Chapter 6

77 1 0
                                    


"KASPER!" I shoot up to see the dad look pretty pissed at me. I look over at my door to see the door knob bashed off.

"Y-yes?" I ask shaking "WHAT GIVES YOU THE RIGHT TO LOCK THAT DOOR!" he yells getting in my face.,I feel my eyes start to water as I start to shake uncontrollably, he grabs my shoulders making me look at him and smacks me across the face and I feel my cheek split open.

"GET DRESSED AND GET OUT OF MY HOUSE!" he yells walking out of my room slamming the door hard. I stay on my bed shaking and trying to calm down.

I get up and change into black skinny jeans, a grey three days grace t-shirt, and head to my bathroom to fix my face. I wipe off the little amount of blood that was on my cheek from the cut and do my hair, make up.

I decide to just leave you cut alone, if anyone asks I'll just tell them I fell. I put on my socks and my black converse, grabbing my bag and phone then practically running out the front door.

As I get further from the house I relax and put in my ear buds humming along to Get Scared 'Never forget the sun love'.

"KASPER!" I jump and chuck my phone into the middle of the street I turn and see Emily with the guys.

I look in the street and see my phone get run over "No!" I yell as the car drives away. "Kasper, I'm so sorry!" Emily runs up to me and I look at her she gasps "What happened to your cheek!?!" she asks moving my hair back.

I move back from her "Nothing! I-I just fell." I look up and see Gerard looking at me I just put my head down looking at my shoes "Oh, okay." Emily says "I'm so sorry about your phone." she says.

"It's fine." I say still not looking up "You can get a new one right?" she asks "N-no" I say, I turn around and start to walk away not really wanting to talk anymore.

I mean Emily is my friend but today I just feel down. You know when you have those days, you just don't want to talk to anyone or really do anything at all.

When I get to school I go to my locker and put my bag in it. I start heading down to the changing rooms. When I walk out I see Frank and Emily talking and when they see me Emily runs up to me hugging me.

"I'm so sorry please don't hate me!" She says. I hug her back "I'm not mad at you, I'm just not really feeling well today." I explain and she lets go, stepping back.

"Oh, okay. I hope you feel better." she says then the coach tells us to start our laps.

Frank comes up to me at the last lap "Are you sure your okay?" he asks looking at my cut "I'm fine, I'm just a little down today." I give a fake smile as we stop, catching are breath.

"Okay, I'll see you at art!" he says as the bell rings and we all go to change.

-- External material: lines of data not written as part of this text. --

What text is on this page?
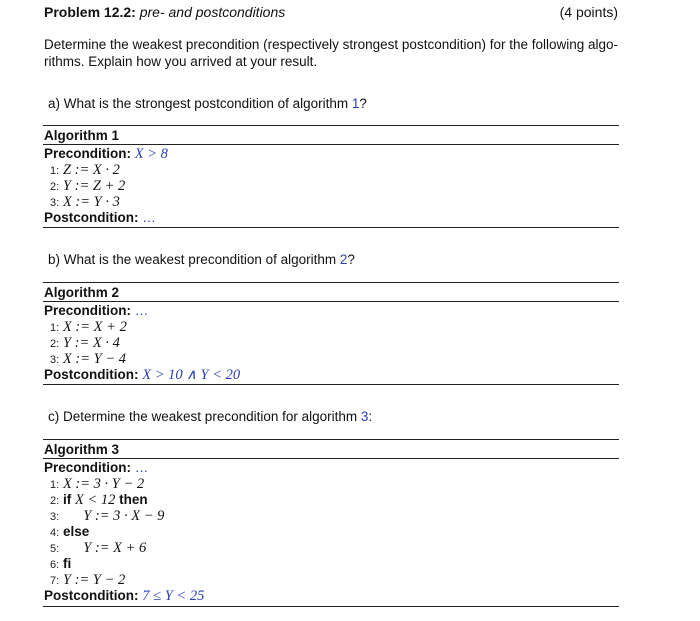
Problem 12.2: pre- and postconditions	(4 points)
Determine the weakest precondition (respectively strongest postcondition) for the following algo-
rithms. Explain how you arrived at your result.
a) What is the strongest postcondition of algorithm 1?
Algorithm 1
Precondition: X > 8
1: Z := X · 2
2: Y := Z + 2
3: X := Y · 3
Postcondition: …
b) What is the weakest precondition of algorithm 2?
Algorithm 2
Precondition: …
1: X := X + 2
2: Y := X · 4
3: X := Y − 4
Postcondition: X > 10 ∧ Y < 20
c) Determine the weakest precondition for algorithm 3:
Algorithm 3
Precondition: …
1: X := 3 · Y − 2
2: if X < 12 then
3: Y := 3 · X − 9
4: else
5: Y := X + 6
6: fi
7: Y := Y − 2
Postcondition: 7 ≤ Y < 25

After lunch I head to art and I'm the first one there, so I just sit in my seat with my head down. I hear more and more people walk in and I just ignore them.

"Hey freak." some snobby girl says. I just keep my head down "Hey, dumb ass!" she yells grabbing my hair and pulling it up making me look at her "What!" I yell being forced to stand up as she pulls harder.

"Don't yell at me!" she slaps me hard on the cheek that already has the cut, I feel it start to bleed. I push her away from me backing up against the wall.

She walked around the table along with two other girls. She got in my face "Your a nobody, a worthless piece of shit that no one cares about, do everyone a favor and kill yourself." She says quietly so that only me and the people that are close enough can hear.

"Alright break it up!" the teacher yells and everyone goes back to there seats. I see Frank and Gerard standing at our table. I look down and practically run out of the class room.

I hear small laughs and the teacher yelling for me to come back. I go to my locker seeing the hall completely empty. I lean against it feeling hot tears roll down my face making my cut sting more.

I put my hand up to it just to feel it burn more I take it away and look down at it to see blood on my hand. I turn and open my locker grabbing a napkin from the front pocket of my bag and holding it to my face.

'I am worthless.' I think to myself and then something falls out of my bag. I pick it up and see its a photo, of me and mom... I start to feel more tears fall as I look at it.

I put it in my jacket pocket, grabbing my bag and going to the girl bathroom. I go to the sink and wash off my cheek and clean up my make up that smeared from me crying.

'I'm not staying here.' I decide to just leave school early but I'm not going home, I'm just going to go to the park. No ones. Ever there, well expect for the guys but they don't come until after school.

When I walk out of the bathroom I see Frank, Emily and Gerard standing  a little bit to the right of it down the hall more. I turn left and start my walk to the front doors of the school not really caring if they where looking for me or not.